The runway inflation in the country has seen an upward revision in salaries of public sector employees as well as the country’s minimum wage, with it being set at Rs32,000 for all private sector industries and commercial institutions. The law has been implemented, to varying degrees, in Sindh, Khyber Pakhtunkhwa (KP) and Balochistan, but not in Punjab as the recommendation of the Minimum Wages Board of Punjab has not been accepted yet.

Hence, the labour department is following the notification issued under the Punjab Minimum Wages Act 2019. Under it, industries, factories, shops, medical stores and other commercial establishments of the private sector are bound to pay their employees no less than Rs25,000 in terms of salary. Failure to do so would lead to action as prescribed under the law.

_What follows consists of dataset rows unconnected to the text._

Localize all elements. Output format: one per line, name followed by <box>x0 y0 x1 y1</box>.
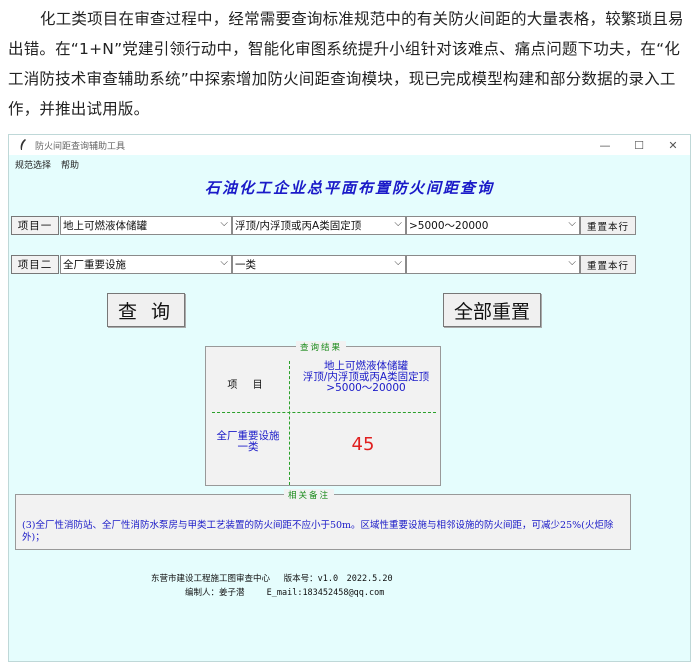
app-window: 防火间距查询辅助工具 — ☐ ✕ 规范选择 帮助 石油化工企业总平面布置防火间距… <box>8 134 691 662</box>
item2-category-value: 全厂重要设施 <box>63 259 126 271</box>
chevron-down-icon: ⌵ <box>220 218 228 229</box>
maximize-button[interactable]: ☐ <box>622 135 656 155</box>
item2-label: 项目二 <box>11 255 59 274</box>
result-distance-value: 45 <box>351 434 375 455</box>
result-header-label: 项 目 <box>227 380 269 391</box>
minimize-button[interactable]: — <box>588 135 622 155</box>
result-row-header: 全厂重要设施 一类 <box>208 431 288 453</box>
result-col-line3: >5000～20000 <box>326 382 406 394</box>
menu-help[interactable]: 帮助 <box>61 158 79 171</box>
result-panel: 查询结果 项 目 地上可燃液体储罐 浮顶/内浮顶或丙A类固定顶 >5000～20… <box>205 341 441 486</box>
chevron-down-icon: ⌵ <box>568 218 576 229</box>
item1-reset-button[interactable]: 重置本行 <box>580 216 636 235</box>
footer-org-version: 东营市建设工程施工图审查中心 版本号：v1.0 2022.5.20 <box>151 574 393 584</box>
notes-text: (3)全厂性消防站、全厂性消防水泵房与甲类工艺装置的防火间距不应小于50m。区域… <box>22 520 614 543</box>
window-title: 防火间距查询辅助工具 <box>35 141 126 152</box>
menu-spec-select[interactable]: 规范选择 <box>15 158 51 171</box>
grid-divider <box>289 361 290 485</box>
item1-category-select[interactable]: 地上可燃液体储罐 ⌵ <box>60 216 232 235</box>
notes-panel: 相关备注 (3)全厂性消防站、全厂性消防水泵房与甲类工艺装置的防火间距不应小于5… <box>15 489 631 550</box>
chevron-down-icon: ⌵ <box>220 257 228 268</box>
chevron-down-icon: ⌵ <box>394 218 402 229</box>
chevron-down-icon: ⌵ <box>568 257 576 268</box>
title-bar: 防火间距查询辅助工具 — ☐ ✕ <box>9 135 690 155</box>
result-column-header: 地上可燃液体储罐 浮顶/内浮顶或丙A类固定顶 >5000～20000 <box>292 361 440 394</box>
item2-category-select[interactable]: 全厂重要设施 ⌵ <box>60 255 232 274</box>
item1-type-value: 浮顶/内浮顶或丙A类固定顶 <box>235 220 362 232</box>
query-button[interactable]: 查 询 <box>107 293 185 327</box>
close-button[interactable]: ✕ <box>656 135 690 155</box>
result-caption: 查询结果 <box>296 341 347 353</box>
item1-capacity-value: >5000～20000 <box>409 220 489 232</box>
chevron-down-icon: ⌵ <box>394 257 402 268</box>
result-row-line2: 一类 <box>237 441 259 453</box>
item2-type-select[interactable]: 一类 ⌵ <box>232 255 406 274</box>
feather-icon <box>17 138 29 152</box>
item2-capacity-select[interactable]: ⌵ <box>406 255 580 274</box>
footer-author-email: 编制人：姜子潜 E_mail:183452458@qq.com <box>185 588 385 598</box>
item1-label: 项目一 <box>11 216 59 235</box>
item1-category-value: 地上可燃液体储罐 <box>63 220 147 232</box>
item2-type-value: 一类 <box>235 259 256 271</box>
app-title: 石油化工企业总平面布置防火间距查询 <box>204 179 494 197</box>
menu-bar: 规范选择 帮助 <box>9 156 83 172</box>
grid-divider <box>212 412 436 413</box>
item2-reset-button[interactable]: 重置本行 <box>580 255 636 274</box>
reset-all-button[interactable]: 全部重置 <box>443 293 541 327</box>
notes-caption: 相关备注 <box>284 489 335 501</box>
item1-capacity-select[interactable]: >5000～20000 ⌵ <box>406 216 580 235</box>
item1-type-select[interactable]: 浮顶/内浮顶或丙A类固定顶 ⌵ <box>232 216 406 235</box>
article-paragraph: 化工类项目在审查过程中，经常需要查询标准规范中的有关防火间距的大量表格，较繁琐且… <box>8 10 684 118</box>
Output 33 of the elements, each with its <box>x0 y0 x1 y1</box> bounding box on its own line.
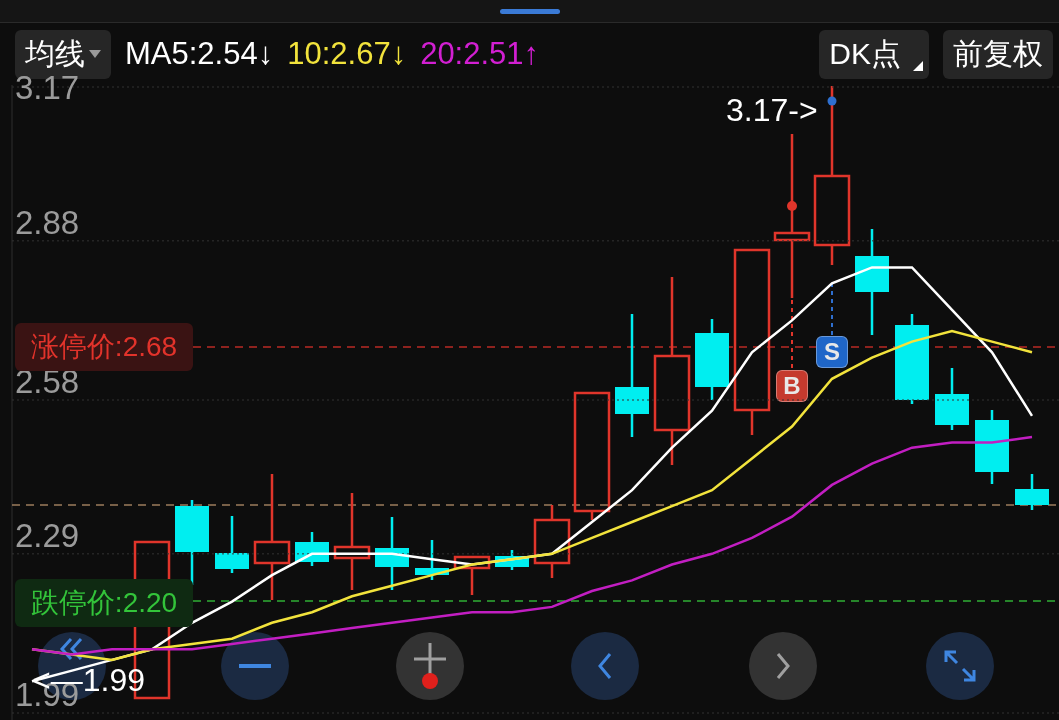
ma-reading: MA5:2.54↓ <box>125 36 274 72</box>
falling-candlestick <box>935 368 969 430</box>
minus-icon <box>239 664 271 668</box>
buy-signal-marker: B <box>776 370 808 402</box>
axis-tick-label: 2.29 <box>15 518 80 552</box>
plus-icon <box>414 643 446 689</box>
chevron-right-icon <box>776 652 790 680</box>
sell-signal-marker: S <box>816 336 848 368</box>
ma-reading: 20:2.51↑ <box>420 36 540 72</box>
price-adjust-button[interactable]: 前复权 <box>943 29 1053 79</box>
falling-candlestick <box>295 532 329 566</box>
rising-candlestick <box>453 555 491 595</box>
axis-tick-label: 2.88 <box>15 205 80 239</box>
limit-up-label: 涨停价:2.68 <box>15 323 193 371</box>
limit-down-label: 跌停价:2.20 <box>15 579 193 627</box>
zoom-out-button[interactable] <box>221 632 289 700</box>
double-left-icon <box>59 637 85 661</box>
falling-candlestick <box>495 550 529 570</box>
expand-icon <box>944 650 976 682</box>
buy-guide-line <box>791 299 793 369</box>
dropdown-caret-icon <box>89 50 101 58</box>
falling-candlestick <box>1015 474 1049 510</box>
sell-guide-line <box>831 282 833 336</box>
drag-handle[interactable] <box>499 8 560 14</box>
price-dot <box>787 201 797 211</box>
falling-candlestick <box>415 540 449 580</box>
dk-point-button[interactable]: DK点 <box>819 29 929 79</box>
falling-candlestick <box>215 516 249 573</box>
ma-reading: 10:2.67↓ <box>287 36 407 72</box>
high-price-label: 3.17-> <box>726 94 818 126</box>
chevron-left-icon <box>598 652 612 680</box>
corner-caret-icon <box>913 60 923 71</box>
high-point-dot <box>827 96 837 106</box>
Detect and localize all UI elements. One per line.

Following the crackdown in the light of the notification, the labour department said that it had fined between 900 to 1,000 business owners in the Rawalpindi district every month.

The disparity in the minimum wage in Punjab and the rest of the provinces means that the minimum wage-earners in Punjab, already on the lower rungs of the economic ladder, were facing greater hardships as the country experiences record inflation.

Samiullah Khan, who is Punjab Labour Welfare Department director in Rawalpindi, said that more than 18,000 enterprises were registered in the district at present. He revealed that the law to pay a minimum wage of Rs25,000 has been in place in since July 1, 2022.

Under the law, the business owner has to pay that amount for eight hours of work across 26 days in a month. If the duty hours were extended, then overtime would be applicable.

He acknowledged that a large number of businesses, including big and small, were violating this law. A large number of these violators do not pay overtime to their employees, he said.

He said a special team had been constituted to identify private sector entities in the district that were not registered. He suggested that this avoidance was driven by several motives including violating of the minimum wage law.

Khan added that his department would implement the Rs32,000 order as soon as it was notified by the Punjab government.

In March this year, Punjab’s caretaker Chief Minister Mohsin Naqvi issued a statement on account of International Worker’s Day. In it he claimed that the minimum wage had been increased to Rs32,000.

Published in The Express Tribune, July 26th, 2023.